The builders were using an increasingly common style of apartment building construction — known as pedestal or podium construction — in which the bottom story is made of noncombustible material like concrete or steel and the upper floors are built with wood.

While international building codes adopted by North Carolina allow for wood-frame buildings, some fire science experts worry about their vulnerability to fire.

Other changes on the table?

Triming’s committee is also discussing whether it should limit the size of some buildings, and whether it should adopt the 2022 edition of National Fire Protection Association standards that outline safety rules at construction sites.

The NFPA standards now on North Carolina’s books are from 2013, state Department of Insurance Chief Fire Code Consultant Charlie Johnson confirmed in a June 9 email.

The newer standards, among other things, include additions on a fire-prevention program manager’s role at such construction sites, said Kevin Carr, a senior fire protection specialist with NFPA.

They also have new requirements for fire-safety plans adapted to each construction project. Plans are approved by a local building or fire official — or whoever has jurisdiction where a project is built.

And there are new chapters that outline best practices for tall mass timber structures and large wood frame structures, Carr said.

North Carolina is by no means the only state using older fire safety standards, Susan McKelvey, a spokesperson for the NFPA, said in an email.

“This presents safety concerns because the most recent edition of a code or standard reflects the latest trends, issues, and learnings that older editions may not,” she wrote.

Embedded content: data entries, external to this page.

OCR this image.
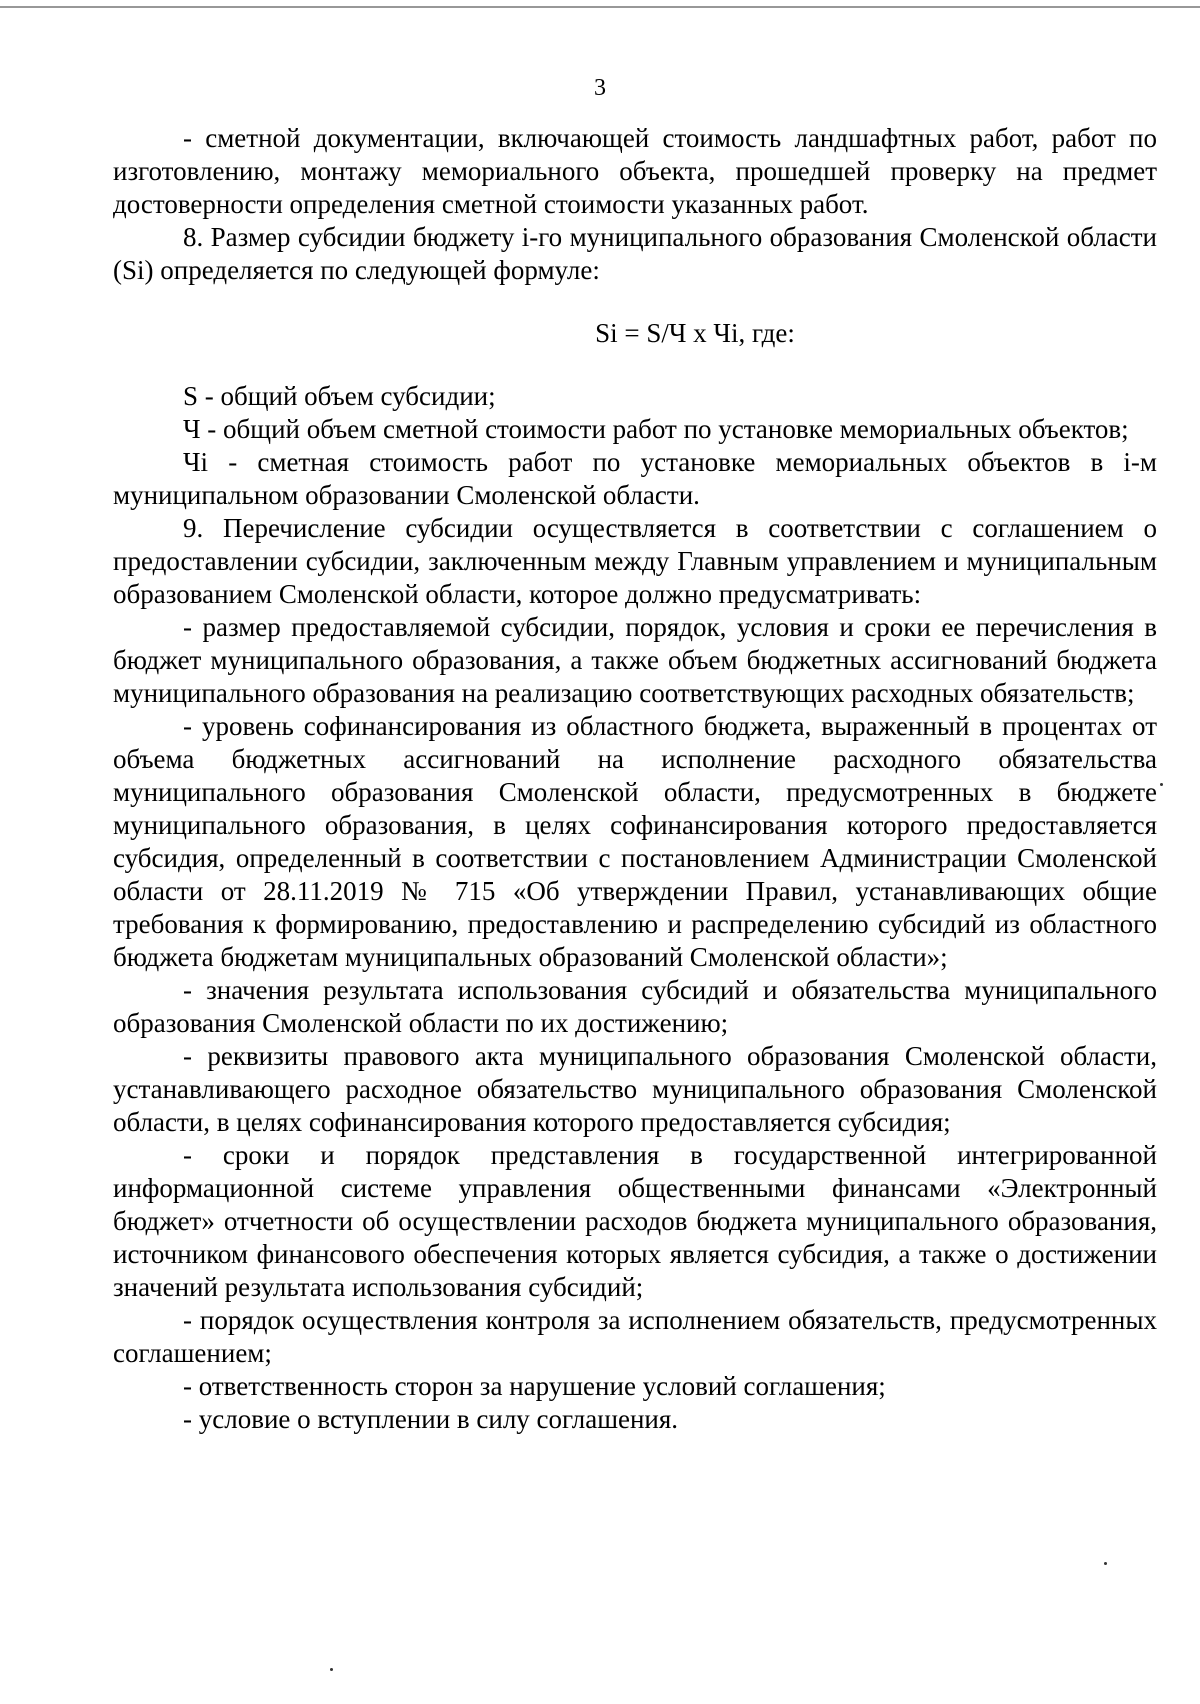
3

- сметной документации, включающей стоимость ландшафтных работ, работ по изготовлению, монтажу мемориального объекта, прошедшей проверку на предмет достоверности определения сметной стоимости указанных работ.

8. Размер субсидии бюджету i-го муниципального образования Смоленской области (Si) определяется по следующей формуле:

Si = S/Ч x Чi, где:

S - общий объем субсидии;

Ч - общий объем сметной стоимости работ по установке мемориальных объектов;

Чi - сметная стоимость работ по установке мемориальных объектов в i-м муниципальном образовании Смоленской области.

9. Перечисление субсидии осуществляется в соответствии с соглашением о предоставлении субсидии, заключенным между Главным управлением и муниципальным образованием Смоленской области, которое должно предусматривать:

- размер предоставляемой субсидии, порядок, условия и сроки ее перечисления в бюджет муниципального образования, а также объем бюджетных ассигнований бюджета муниципального образования на реализацию соответствующих расходных обязательств;

- уровень софинансирования из областного бюджета, выраженный в процентах от объема бюджетных ассигнований на исполнение расходного обязательства муниципального образования Смоленской области, предусмотренных в бюджете муниципального образования, в целях софинансирования которого предоставляется субсидия, определенный в соответствии с постановлением Администрации Смоленской области от 28.11.2019 № 715 «Об утверждении Правил, устанавливающих общие требования к формированию, предоставлению и распределению субсидий из областного бюджета бюджетам муниципальных образований Смоленской области»;

- значения результата использования субсидий и обязательства муниципального образования Смоленской области по их достижению;

- реквизиты правового акта муниципального образования Смоленской области, устанавливающего расходное обязательство муниципального образования Смоленской области, в целях софинансирования которого предоставляется субсидия;

- сроки и порядок представления в государственной интегрированной информационной системе управления общественными финансами «Электронный бюджет» отчетности об осуществлении расходов бюджета муниципального образования, источником финансового обеспечения которых является субсидия, а также о достижении значений результата использования субсидий;

- порядок осуществления контроля за исполнением обязательств, предусмотренных соглашением;

- ответственность сторон за нарушение условий соглашения;

- условие о вступлении в силу соглашения.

It would be a long road to implementing changes, though. Triming and other fire safety officials said the earliest that will likely happen is January 2025.

In 2014 the North Carolina Building Code Council switched from updating codes every three years to every six years. That council will also have to weigh in.

Observer data reporter Gavin Off and growth and development reporter Gordon Rago contributed to this report.

This article was modified on June 14 to clarify changes in newer editions of National Fire Protection Association standards.